Restorative Fillings and Crowns
What are Dental Fillings and the types?
Amalgam fillings are often commonly known as “silver fillings.” This type of filling has been around since 1895. Dental amalgam is a mixture of mercury, silver, tin and copper. Mercury, which makes up about 50% of the compound, binds the metals together to provide a strong, durable filling. When combined with the other metals, the mercury in fillings forms a safe, stable compound.
What are resin composite fillings?
Resin composite fillings are made of a plastic and ceramic compound. Because resin has the appearance of natural teeth, these fillings blend right in with the rest of the teeth. They’re also known as “white fillings” or “tooth-colored fillings.”
What is a Dental Crown?
A dental crown is a tooth-shaped covering cemented to the tooth for the
purpose of restoring the tooth to its original function and shape.
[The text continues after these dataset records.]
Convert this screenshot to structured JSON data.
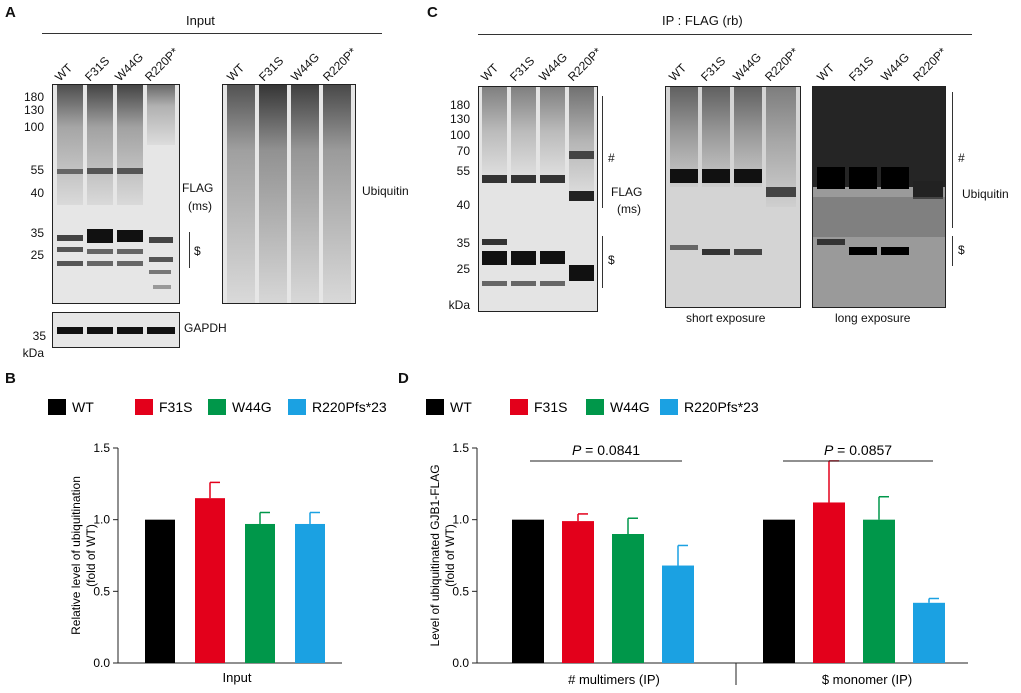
{
  "panels": {
    "a": "A",
    "b": "B",
    "c": "C",
    "d": "D"
  },
  "lanes": [
    "WT",
    "F31S",
    "W44G",
    "R220P*"
  ],
  "panelA": {
    "header": "Input",
    "mw": [
      "180",
      "130",
      "100",
      "55",
      "40",
      "35",
      "25"
    ],
    "gapdh_mw": "35",
    "kda": "kDa",
    "flag_label": "FLAG",
    "flag_sub": "(ms)",
    "dollar": "$",
    "ubiquitin_label": "Ubiquitin",
    "gapdh_label": "GAPDH"
  },
  "panelC": {
    "header": "IP : FLAG (rb)",
    "mw": [
      "180",
      "130",
      "100",
      "70",
      "55",
      "40",
      "35",
      "25"
    ],
    "kda": "kDa",
    "hash": "#",
    "flag_label": "FLAG",
    "flag_sub": "(ms)",
    "dollar": "$",
    "ubiquitin_label": "Ubiquitin",
    "short_exposure": "short exposure",
    "long_exposure": "long exposure"
  },
  "colors": {
    "wt": "#000000",
    "f31s": "#e3001b",
    "w44g": "#00974a",
    "r220": "#1ba1e2"
  },
  "legend": [
    "WT",
    "F31S",
    "W44G",
    "R220Pfs*23"
  ],
  "chart_data": [
    {
      "type": "bar",
      "panel": "B",
      "categories": [
        "Input"
      ],
      "series": [
        {
          "name": "WT",
          "values": [
            1.0
          ],
          "error": [
            0
          ]
        },
        {
          "name": "F31S",
          "values": [
            1.15
          ],
          "error": [
            0.11
          ]
        },
        {
          "name": "W44G",
          "values": [
            0.97
          ],
          "error": [
            0.08
          ]
        },
        {
          "name": "R220Pfs*23",
          "values": [
            0.97
          ],
          "error": [
            0.08
          ]
        }
      ],
      "ylabel": "Relative level of ubiquitination",
      "ylabel2": "(fold of WT)",
      "xlabel": "Input",
      "ylim": [
        0,
        1.5
      ],
      "yticks": [
        "0.0",
        "0.5",
        "1.0",
        "1.5"
      ]
    },
    {
      "type": "bar",
      "panel": "D",
      "categories": [
        "#  multimers (IP)",
        "$  monomer (IP)"
      ],
      "series": [
        {
          "name": "WT",
          "values": [
            1.0,
            1.0
          ],
          "error": [
            0,
            0
          ]
        },
        {
          "name": "F31S",
          "values": [
            0.99,
            1.12
          ],
          "error": [
            0.05,
            0.29
          ]
        },
        {
          "name": "W44G",
          "values": [
            0.9,
            1.0
          ],
          "error": [
            0.11,
            0.16
          ]
        },
        {
          "name": "R220Pfs*23",
          "values": [
            0.68,
            0.42
          ],
          "error": [
            0.14,
            0.03
          ]
        }
      ],
      "ylabel": "Level of ubiquitinated GJB1-FLAG",
      "ylabel2": "(fold of WT)",
      "pvalues": [
        {
          "prefix": "P",
          "text": " = 0.0841"
        },
        {
          "prefix": "P",
          "text": " = 0.0857"
        }
      ],
      "ylim": [
        0,
        1.5
      ],
      "yticks": [
        "0.0",
        "0.5",
        "1.0",
        "1.5"
      ]
    }
  ]
}
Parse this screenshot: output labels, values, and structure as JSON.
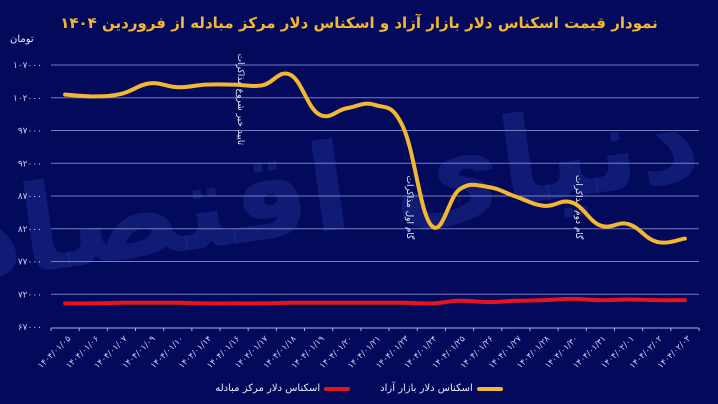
{
  "header": {
    "title": "نمودار قیمت اسکناس دلار بازار آزاد و اسکناس دلار مرکز مبادله از فروردین ۱۴۰۴",
    "unit": "تومان"
  },
  "colors": {
    "background": "#030a5c",
    "free_market": "#f4b731",
    "exchange_center": "#e8141c",
    "grid": "#8f98d8",
    "title": "#f4b731"
  },
  "legend": [
    {
      "label": "اسکناس دلار بازار آزاد",
      "color": "#f4b731"
    },
    {
      "label": "اسکناس دلار مرکز مبادله",
      "color": "#e8141c"
    }
  ],
  "annotations": [
    {
      "label": "تایید خبر شروع مذاکرات",
      "category_index": 6
    },
    {
      "label": "گام اول مذاکرات",
      "category_index": 12
    },
    {
      "label": "گام دوم مذاکرات",
      "category_index": 18
    }
  ],
  "chart_data": {
    "type": "line",
    "title": "نمودار قیمت اسکناس دلار بازار آزاد و اسکناس دلار مرکز مبادله از فروردین ۱۴۰۴",
    "xlabel": "",
    "ylabel": "تومان",
    "ylim": [
      67000,
      107000
    ],
    "yticks": [
      67000,
      72000,
      77000,
      82000,
      87000,
      92000,
      97000,
      102000,
      107000
    ],
    "ytick_labels": [
      "۶۷۰۰۰",
      "۷۲۰۰۰",
      "۷۷۰۰۰",
      "۸۲۰۰۰",
      "۸۷۰۰۰",
      "۹۲۰۰۰",
      "۹۷۰۰۰",
      "۱۰۲۰۰۰",
      "۱۰۷۰۰۰"
    ],
    "grid": true,
    "legend_position": "bottom",
    "categories": [
      "۱۴۰۴/۰۱/۰۵",
      "۱۴۰۴/۰۱/۰۶",
      "۱۴۰۴/۰۱/۰۷",
      "۱۴۰۴/۰۱/۰۹",
      "۱۴۰۴/۰۱/۱۰",
      "۱۴۰۴/۰۱/۱۴",
      "۱۴۰۴/۰۱/۱۶",
      "۱۴۰۴/۰۱/۱۷",
      "۱۴۰۴/۰۱/۱۸",
      "۱۴۰۴/۰۱/۱۹",
      "۱۴۰۴/۰۱/۲۰",
      "۱۴۰۴/۰۱/۲۱",
      "۱۴۰۴/۰۱/۲۳",
      "۱۴۰۴/۰۱/۲۴",
      "۱۴۰۴/۰۱/۲۵",
      "۱۴۰۴/۰۱/۲۶",
      "۱۴۰۴/۰۱/۲۷",
      "۱۴۰۴/۰۱/۲۸",
      "۱۴۰۴/۰۱/۳۰",
      "۱۴۰۴/۰۱/۳۱",
      "۱۴۰۴/۰۲/۰۱",
      "۱۴۰۴/۰۲/۰۲",
      "۱۴۰۴/۰۲/۰۳"
    ],
    "series": [
      {
        "name": "اسکناس دلار بازار آزاد",
        "color": "#f4b731",
        "values": [
          102500,
          102200,
          102600,
          104200,
          103600,
          104000,
          104000,
          103900,
          105500,
          99500,
          100400,
          100900,
          97500,
          82500,
          88000,
          88400,
          86900,
          85500,
          86000,
          82500,
          82700,
          80000,
          80500
        ]
      },
      {
        "name": "اسکناس دلار مرکز مبادله",
        "color": "#e8141c",
        "values": [
          70600,
          70600,
          70700,
          70700,
          70700,
          70600,
          70600,
          70600,
          70700,
          70700,
          70700,
          70700,
          70700,
          70600,
          71000,
          70800,
          71000,
          71100,
          71300,
          71100,
          71200,
          71100,
          71100
        ]
      }
    ]
  }
}
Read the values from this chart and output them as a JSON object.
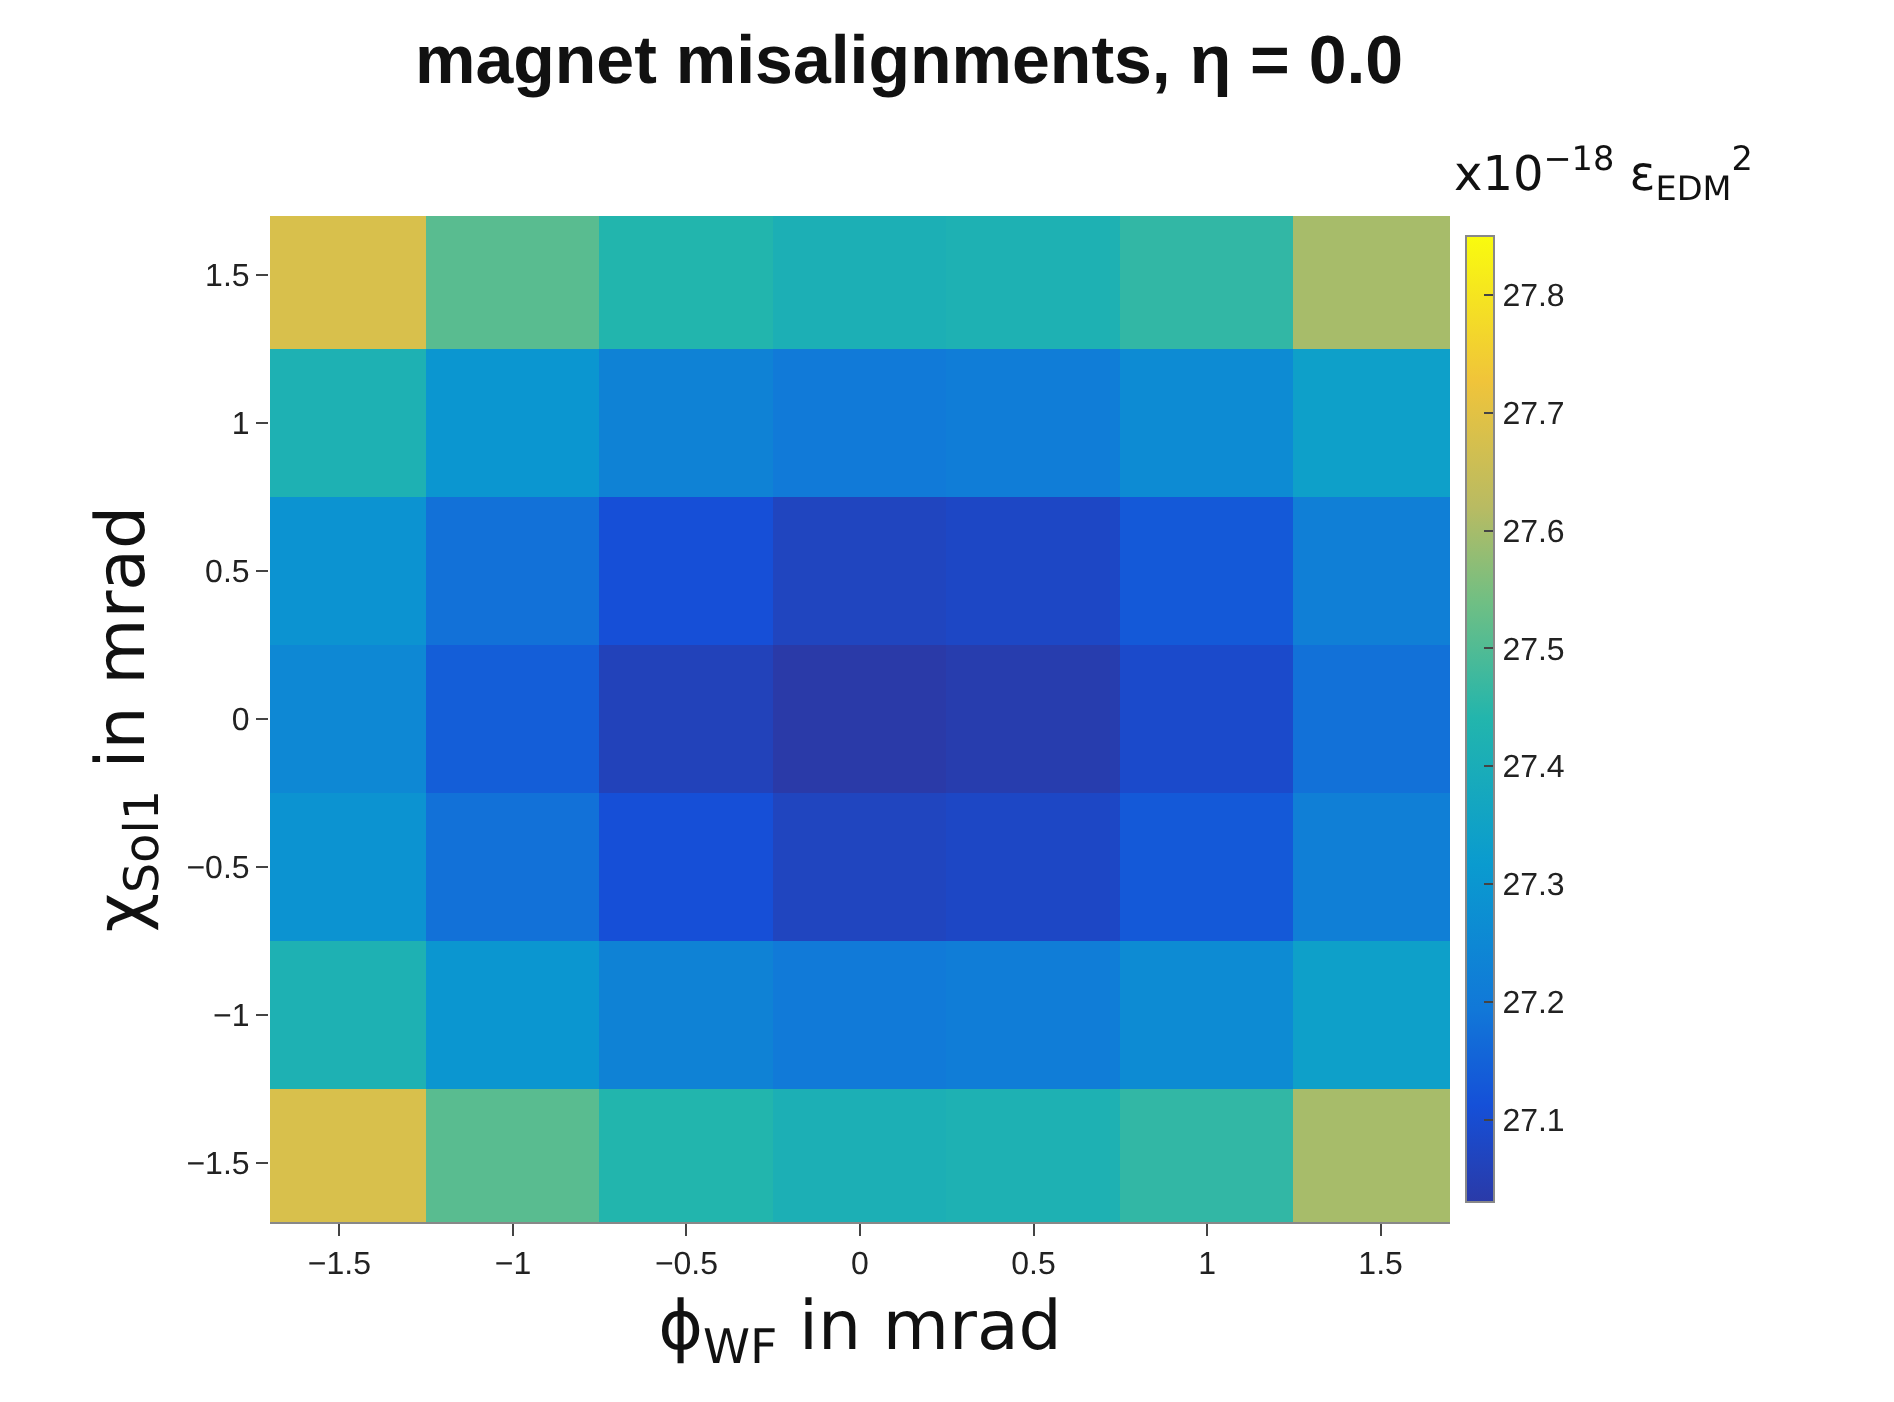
{
  "chart_data": {
    "type": "heatmap",
    "title": "magnet misalignments, η = 0.0",
    "xlabel": "ϕ$_{WF}$ in mrad",
    "ylabel": "χ$_{Sol1}$ in mrad",
    "clabel": "x10$^{−18}$ ε$_{EDM}$$^{2}$",
    "categories": [
      "−1.5",
      "−1",
      "−0.5",
      "0",
      "0.5",
      "1",
      "1.5"
    ],
    "y_categories": [
      "1.5",
      "1",
      "0.5",
      "0",
      "−0.5",
      "−1",
      "−1.5"
    ],
    "cells": [
      [
        27.68,
        27.51,
        27.44,
        27.41,
        27.42,
        27.46,
        27.6
      ],
      [
        27.42,
        27.3,
        27.23,
        27.2,
        27.21,
        27.26,
        27.34
      ],
      [
        27.29,
        27.18,
        27.11,
        27.07,
        27.08,
        27.13,
        27.22
      ],
      [
        27.25,
        27.14,
        27.06,
        27.03,
        27.04,
        27.09,
        27.18
      ],
      [
        27.29,
        27.18,
        27.11,
        27.07,
        27.08,
        27.13,
        27.22
      ],
      [
        27.42,
        27.3,
        27.23,
        27.2,
        27.21,
        27.26,
        27.34
      ],
      [
        27.68,
        27.51,
        27.44,
        27.41,
        27.42,
        27.46,
        27.6
      ]
    ],
    "clim": [
      27.03,
      27.85
    ],
    "cticks": [
      27.1,
      27.2,
      27.3,
      27.4,
      27.5,
      27.6,
      27.7,
      27.8
    ]
  }
}
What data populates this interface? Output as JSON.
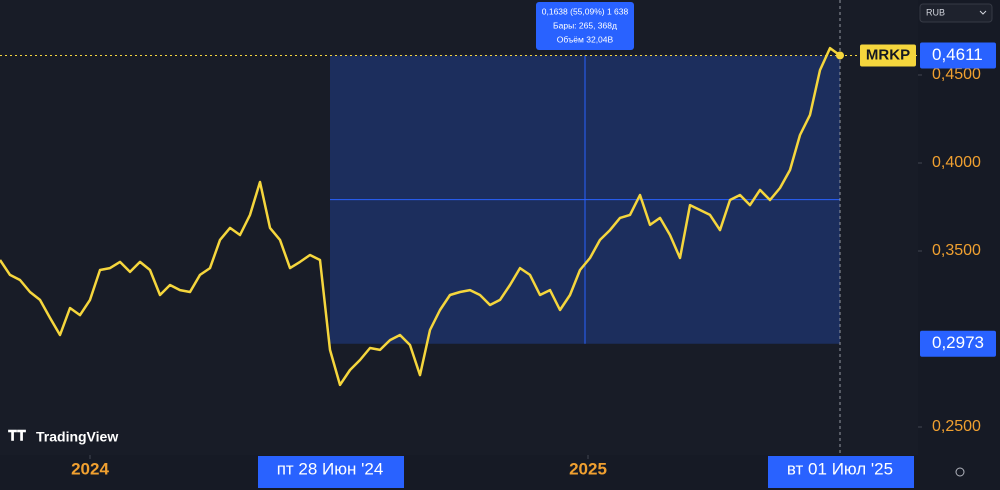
{
  "chart_data": {
    "type": "line",
    "series": [
      {
        "name": "MRKP",
        "color": "#f5d63d",
        "values": [
          0.3449,
          0.3364,
          0.3335,
          0.3267,
          0.3222,
          0.312,
          0.3023,
          0.3176,
          0.3136,
          0.3222,
          0.3392,
          0.3403,
          0.3438,
          0.3381,
          0.3438,
          0.3392,
          0.325,
          0.3307,
          0.3278,
          0.3267,
          0.3364,
          0.3403,
          0.3563,
          0.3631,
          0.3591,
          0.3705,
          0.3892,
          0.3631,
          0.3563,
          0.3403,
          0.3438,
          0.3477,
          0.3449,
          0.2938,
          0.2739,
          0.2824,
          0.2881,
          0.2949,
          0.2938,
          0.2994,
          0.3023,
          0.2966,
          0.2795,
          0.3051,
          0.3165,
          0.325,
          0.3267,
          0.3278,
          0.325,
          0.3193,
          0.3222,
          0.3307,
          0.3403,
          0.3364,
          0.325,
          0.3278,
          0.3165,
          0.325,
          0.3392,
          0.346,
          0.3563,
          0.3619,
          0.3688,
          0.3705,
          0.3818,
          0.3648,
          0.3688,
          0.3591,
          0.346,
          0.3761,
          0.3733,
          0.3705,
          0.3619,
          0.379,
          0.3818,
          0.3761,
          0.3847,
          0.379,
          0.3858,
          0.396,
          0.4159,
          0.4273,
          0.4528,
          0.4653,
          0.4611
        ]
      }
    ],
    "ylim": [
      0.2341,
      0.4926
    ],
    "yticks": [
      {
        "value": 0.25,
        "label": "0,2500"
      },
      {
        "value": 0.35,
        "label": "0,3500"
      },
      {
        "value": 0.4,
        "label": "0,4000"
      },
      {
        "value": 0.45,
        "label": "0,4500"
      }
    ],
    "xlim": [
      0,
      91.8
    ],
    "xticks": [
      {
        "value": 9,
        "label": "2024"
      },
      {
        "value": 58.8,
        "label": "2025"
      }
    ],
    "last_price": {
      "value": 0.4611,
      "label": "0,4611"
    },
    "range": {
      "low": {
        "value": 0.2973,
        "label": "0,2973"
      },
      "start_label": "пт 28 Июн '24",
      "end_label": "вт 01 Июл '25",
      "tooltip": [
        "0,1638 (55,09%) 1 638",
        "Бары: 265, 368д",
        "Объём 32,04B"
      ]
    },
    "currency": "RUB",
    "brand": "TradingView"
  }
}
Crowns
are used in pediatric dentistry for many different reasons. They are
recommended by dentists when it is necessary to restore a primary (baby)
tooth found to be extensively decayed (has a large cavity), repair a tooth
that was fractured due to trauma, or to help a primary tooth which has not developed correctly. ‘Extensive decay’ refers to a tooth which is severely decayed with large cavities found on two or more surfaces. Severely fractured or decayed teeth are beyond the scope of repair by a filling because of the risk of the filling falling out, breaking, or wearing out resulting in the necessity of future dental procedures. Crowns are much more durable than fillings, and usually last until the baby tooth falls out around age 12.
Stainless Steel Crowns in Pediatric Dentistry
There are several types of crowns available for the repair and restoration of primary teeth. The four main types are pre-formed stainless steel crowns, veneered steel crowns, “Strip” or acid-etched resin crowns, and zirconia crowns. Each type of crown has advantages and disadvantages, and some are more useful in some parts of the mouth than others. Our dentists use stainless steel crowns for our pediatric patients. They are:
By far the most commonly used crowns in pediatric dentistry—they have been used in dentistry for over 50 years and are very reliable.
Made as metal shells of varying sizes, and can be customized to fit any tooth
Perfect for molars (teeth towards the back of the mouth), as they are durable, strong, and resistant to moisture
Useful when there is decay between the teeth
Easy to place and generally require only one visit to the dentist
Cost-effective—stainless steel crowns are the least expensive crowns available.